A rather sad commentary on the new airport regulations is a small spike in airport bookstore sales. Publishers’ Weekly reports that longer stays at the airport mean more books bought, but store managers expect the numbers to drop as people become more accustomed to the airport wait times. I guess if your flight is cancelled or delayed for 12 hours as a friend’s of mine was last weekend, you’ll need all the literary help you can get. Many airlines would not allow passengers to carry iPods as carry-ons, so even books on tape or CD were out. Ouch! I’ll take a train, thanks…

The LA Times calls this not the Summer of Love, but the Summer of Food.

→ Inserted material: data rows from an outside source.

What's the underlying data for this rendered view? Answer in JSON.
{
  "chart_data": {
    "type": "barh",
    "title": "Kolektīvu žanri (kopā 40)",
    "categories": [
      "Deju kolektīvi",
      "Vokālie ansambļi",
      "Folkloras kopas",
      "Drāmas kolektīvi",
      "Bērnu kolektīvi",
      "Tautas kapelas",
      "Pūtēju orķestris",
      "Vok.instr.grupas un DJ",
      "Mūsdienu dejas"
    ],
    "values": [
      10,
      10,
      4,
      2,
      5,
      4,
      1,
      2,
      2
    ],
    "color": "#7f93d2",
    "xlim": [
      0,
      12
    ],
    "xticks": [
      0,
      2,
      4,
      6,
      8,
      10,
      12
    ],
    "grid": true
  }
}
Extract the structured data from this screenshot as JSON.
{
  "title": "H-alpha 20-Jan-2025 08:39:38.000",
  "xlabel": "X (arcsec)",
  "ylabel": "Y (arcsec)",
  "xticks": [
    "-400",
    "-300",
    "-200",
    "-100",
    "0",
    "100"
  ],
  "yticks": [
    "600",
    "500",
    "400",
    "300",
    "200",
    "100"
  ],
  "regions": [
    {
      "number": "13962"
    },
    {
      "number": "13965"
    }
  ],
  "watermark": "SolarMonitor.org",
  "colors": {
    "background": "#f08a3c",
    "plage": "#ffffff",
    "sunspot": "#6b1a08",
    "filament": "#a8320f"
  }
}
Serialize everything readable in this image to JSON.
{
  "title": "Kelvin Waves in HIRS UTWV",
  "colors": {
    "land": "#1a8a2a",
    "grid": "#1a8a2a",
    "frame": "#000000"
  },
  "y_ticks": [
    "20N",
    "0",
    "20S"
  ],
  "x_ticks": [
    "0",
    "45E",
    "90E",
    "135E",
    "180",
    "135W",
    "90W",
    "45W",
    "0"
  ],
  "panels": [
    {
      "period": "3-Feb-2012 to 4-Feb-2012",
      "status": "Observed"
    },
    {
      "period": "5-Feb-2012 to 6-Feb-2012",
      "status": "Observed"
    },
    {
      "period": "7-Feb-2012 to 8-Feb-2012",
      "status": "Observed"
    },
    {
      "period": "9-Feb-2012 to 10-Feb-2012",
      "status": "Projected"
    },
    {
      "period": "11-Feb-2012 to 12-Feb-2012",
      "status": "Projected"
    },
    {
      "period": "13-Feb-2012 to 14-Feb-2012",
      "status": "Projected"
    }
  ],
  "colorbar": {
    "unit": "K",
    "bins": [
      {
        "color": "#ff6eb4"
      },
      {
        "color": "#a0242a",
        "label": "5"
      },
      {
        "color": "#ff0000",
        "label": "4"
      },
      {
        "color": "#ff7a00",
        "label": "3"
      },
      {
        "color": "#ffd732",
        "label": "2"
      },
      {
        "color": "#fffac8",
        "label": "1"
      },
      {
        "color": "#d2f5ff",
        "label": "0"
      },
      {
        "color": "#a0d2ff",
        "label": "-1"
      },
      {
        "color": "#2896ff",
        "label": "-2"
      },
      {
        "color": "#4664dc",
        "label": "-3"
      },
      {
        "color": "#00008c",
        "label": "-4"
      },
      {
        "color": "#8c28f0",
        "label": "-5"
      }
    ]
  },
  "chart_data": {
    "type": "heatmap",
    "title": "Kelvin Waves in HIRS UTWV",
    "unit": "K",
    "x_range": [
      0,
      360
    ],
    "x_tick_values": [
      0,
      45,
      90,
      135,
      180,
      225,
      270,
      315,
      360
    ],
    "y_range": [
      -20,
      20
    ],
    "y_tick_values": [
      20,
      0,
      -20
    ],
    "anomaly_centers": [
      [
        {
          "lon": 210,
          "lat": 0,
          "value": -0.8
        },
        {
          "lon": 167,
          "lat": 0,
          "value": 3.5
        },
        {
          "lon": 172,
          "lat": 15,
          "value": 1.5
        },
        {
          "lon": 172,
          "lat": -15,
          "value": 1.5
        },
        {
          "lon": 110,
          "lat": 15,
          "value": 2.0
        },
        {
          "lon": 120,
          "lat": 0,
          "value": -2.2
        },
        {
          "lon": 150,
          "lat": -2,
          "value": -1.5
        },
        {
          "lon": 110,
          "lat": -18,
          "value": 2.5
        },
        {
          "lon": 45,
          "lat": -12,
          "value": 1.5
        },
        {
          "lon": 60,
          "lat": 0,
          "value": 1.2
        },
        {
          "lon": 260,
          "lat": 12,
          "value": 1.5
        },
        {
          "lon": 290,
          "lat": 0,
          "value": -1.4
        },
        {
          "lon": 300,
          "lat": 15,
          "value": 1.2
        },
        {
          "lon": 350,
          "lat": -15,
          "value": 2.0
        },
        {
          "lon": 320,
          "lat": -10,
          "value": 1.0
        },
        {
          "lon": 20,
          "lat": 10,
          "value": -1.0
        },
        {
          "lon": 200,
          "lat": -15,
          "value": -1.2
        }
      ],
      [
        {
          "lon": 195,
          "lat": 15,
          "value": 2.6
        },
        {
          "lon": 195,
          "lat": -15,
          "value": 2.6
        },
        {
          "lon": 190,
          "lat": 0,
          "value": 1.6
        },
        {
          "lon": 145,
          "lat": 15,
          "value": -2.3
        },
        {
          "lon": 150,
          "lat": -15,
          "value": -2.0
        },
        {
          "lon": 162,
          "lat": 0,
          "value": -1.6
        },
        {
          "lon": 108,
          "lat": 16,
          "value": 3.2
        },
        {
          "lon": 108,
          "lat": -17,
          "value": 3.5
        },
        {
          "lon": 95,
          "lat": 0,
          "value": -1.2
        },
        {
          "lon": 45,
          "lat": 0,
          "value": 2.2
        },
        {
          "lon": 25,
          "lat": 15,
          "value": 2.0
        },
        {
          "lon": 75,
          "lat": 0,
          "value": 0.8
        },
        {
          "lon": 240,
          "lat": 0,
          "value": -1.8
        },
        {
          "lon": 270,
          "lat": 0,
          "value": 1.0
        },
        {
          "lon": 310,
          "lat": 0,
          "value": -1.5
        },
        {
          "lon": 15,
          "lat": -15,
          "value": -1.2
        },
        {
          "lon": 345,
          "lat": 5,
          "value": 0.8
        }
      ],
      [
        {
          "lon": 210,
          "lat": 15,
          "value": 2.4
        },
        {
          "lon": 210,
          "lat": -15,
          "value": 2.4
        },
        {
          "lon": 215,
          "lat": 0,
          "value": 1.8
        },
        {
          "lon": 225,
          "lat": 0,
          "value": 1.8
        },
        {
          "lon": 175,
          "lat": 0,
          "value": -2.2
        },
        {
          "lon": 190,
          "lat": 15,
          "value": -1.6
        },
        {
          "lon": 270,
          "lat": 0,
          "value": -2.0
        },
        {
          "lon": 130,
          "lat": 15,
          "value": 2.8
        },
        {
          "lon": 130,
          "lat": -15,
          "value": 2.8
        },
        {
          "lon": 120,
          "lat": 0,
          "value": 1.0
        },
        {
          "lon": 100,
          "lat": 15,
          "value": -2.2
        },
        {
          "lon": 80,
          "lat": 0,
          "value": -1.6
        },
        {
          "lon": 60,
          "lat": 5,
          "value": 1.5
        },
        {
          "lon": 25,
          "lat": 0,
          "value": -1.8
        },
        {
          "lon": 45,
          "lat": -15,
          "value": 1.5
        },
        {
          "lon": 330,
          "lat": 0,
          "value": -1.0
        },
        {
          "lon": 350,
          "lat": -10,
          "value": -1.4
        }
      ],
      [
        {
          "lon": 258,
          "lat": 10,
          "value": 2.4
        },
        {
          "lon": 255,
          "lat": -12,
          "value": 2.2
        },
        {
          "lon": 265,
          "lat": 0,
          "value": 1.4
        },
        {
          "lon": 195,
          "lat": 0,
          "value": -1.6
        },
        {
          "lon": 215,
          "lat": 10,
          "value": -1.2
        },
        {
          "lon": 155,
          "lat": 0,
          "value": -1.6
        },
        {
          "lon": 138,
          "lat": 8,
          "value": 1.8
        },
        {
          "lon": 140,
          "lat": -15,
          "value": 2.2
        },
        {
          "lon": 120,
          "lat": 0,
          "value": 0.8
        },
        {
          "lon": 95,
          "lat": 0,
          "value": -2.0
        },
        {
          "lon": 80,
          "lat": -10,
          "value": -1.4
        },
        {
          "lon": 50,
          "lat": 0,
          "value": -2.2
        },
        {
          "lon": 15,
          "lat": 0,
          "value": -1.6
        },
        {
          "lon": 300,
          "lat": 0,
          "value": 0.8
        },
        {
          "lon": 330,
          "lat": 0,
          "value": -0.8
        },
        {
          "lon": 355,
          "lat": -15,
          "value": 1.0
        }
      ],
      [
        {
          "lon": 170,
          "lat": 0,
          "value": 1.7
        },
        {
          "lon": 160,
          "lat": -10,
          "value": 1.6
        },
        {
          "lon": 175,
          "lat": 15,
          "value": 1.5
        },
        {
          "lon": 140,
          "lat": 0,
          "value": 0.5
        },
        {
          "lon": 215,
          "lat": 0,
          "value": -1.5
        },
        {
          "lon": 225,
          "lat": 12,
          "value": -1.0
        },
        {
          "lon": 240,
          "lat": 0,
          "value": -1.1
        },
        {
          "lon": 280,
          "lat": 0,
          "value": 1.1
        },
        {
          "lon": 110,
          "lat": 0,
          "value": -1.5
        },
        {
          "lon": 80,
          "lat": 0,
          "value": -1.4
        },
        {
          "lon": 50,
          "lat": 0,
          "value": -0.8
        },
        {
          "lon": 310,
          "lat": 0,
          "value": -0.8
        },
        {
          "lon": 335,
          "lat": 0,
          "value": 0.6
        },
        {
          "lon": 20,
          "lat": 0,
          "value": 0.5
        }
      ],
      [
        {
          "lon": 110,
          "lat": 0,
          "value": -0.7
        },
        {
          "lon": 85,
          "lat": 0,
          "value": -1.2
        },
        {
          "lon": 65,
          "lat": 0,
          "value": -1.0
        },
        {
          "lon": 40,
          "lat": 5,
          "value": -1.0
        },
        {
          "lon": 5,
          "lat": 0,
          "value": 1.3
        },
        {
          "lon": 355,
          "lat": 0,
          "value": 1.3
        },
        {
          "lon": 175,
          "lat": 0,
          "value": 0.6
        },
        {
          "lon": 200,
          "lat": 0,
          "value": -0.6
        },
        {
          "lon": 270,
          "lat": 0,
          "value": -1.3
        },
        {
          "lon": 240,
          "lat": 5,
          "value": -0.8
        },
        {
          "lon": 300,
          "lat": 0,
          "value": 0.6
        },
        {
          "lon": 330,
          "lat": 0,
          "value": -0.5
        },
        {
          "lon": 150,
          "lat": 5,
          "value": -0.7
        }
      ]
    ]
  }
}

Eric Schlosser’s teen aimed Chew on This: Everything You Didn’t Want to Know About Fast Food, is listed among the handful of newly released books seriously addressing America’s food issues. I’m a little nervous about this trend of the ‘Summer of Food,’ as I’m working on foodie fiction, and there’s a big difference in the ‘health message’ I’m prepared to tackle as a fiction topic. Sure, my character is sorta vegan, but she’s also rather fond of making good old Southern gingerbread and pecan bark.

As always at this point in an edit, I am a little skeptical of the whole process. Why am I writing yet another food story to be one among millions? Is right now simply a good time to write about food? Does my story have any merit on its own? Of course, if I don’t finish editing it, the question is totally moot anyway…

Onward! A bad day writing is… well, pretty much like a bad day anywhere else. Only better. BIC!

About the author

tanita s. davis is a writer and avid reader who prefers books to most things in the world, including people. That's ...pretty much it, she's very boring and she can't even tell jokes. She is, however, the author of eight books, including Serena Says, Partly Cloudy, and the Coretta Scott King honored Mare's War. Look for the new MG, Go Figure, Henri Weldon in 1/2023 from Katherine Tegen Books.


  1. Well, if Schlosser’s YA book is anything like Fast Food Nation,…I predict large amounts of anti-Tyson-ites and budding vegetarians…I, for one, avoid Tyson now. Only Foster Farms or organic/free range if I can help it.

  2. Your book’s so not about Food. Food is merely the center of your character’s life. There’s quite a difference. It may feel the same, but it’s not. If your book were about food, it’d have way more recipes, for one thing, and far less about people!

    Organic? Try Local! You guys are down where you probably have a neighbor who raises chickens… go talk to them! Central Valley Free Range … Yum!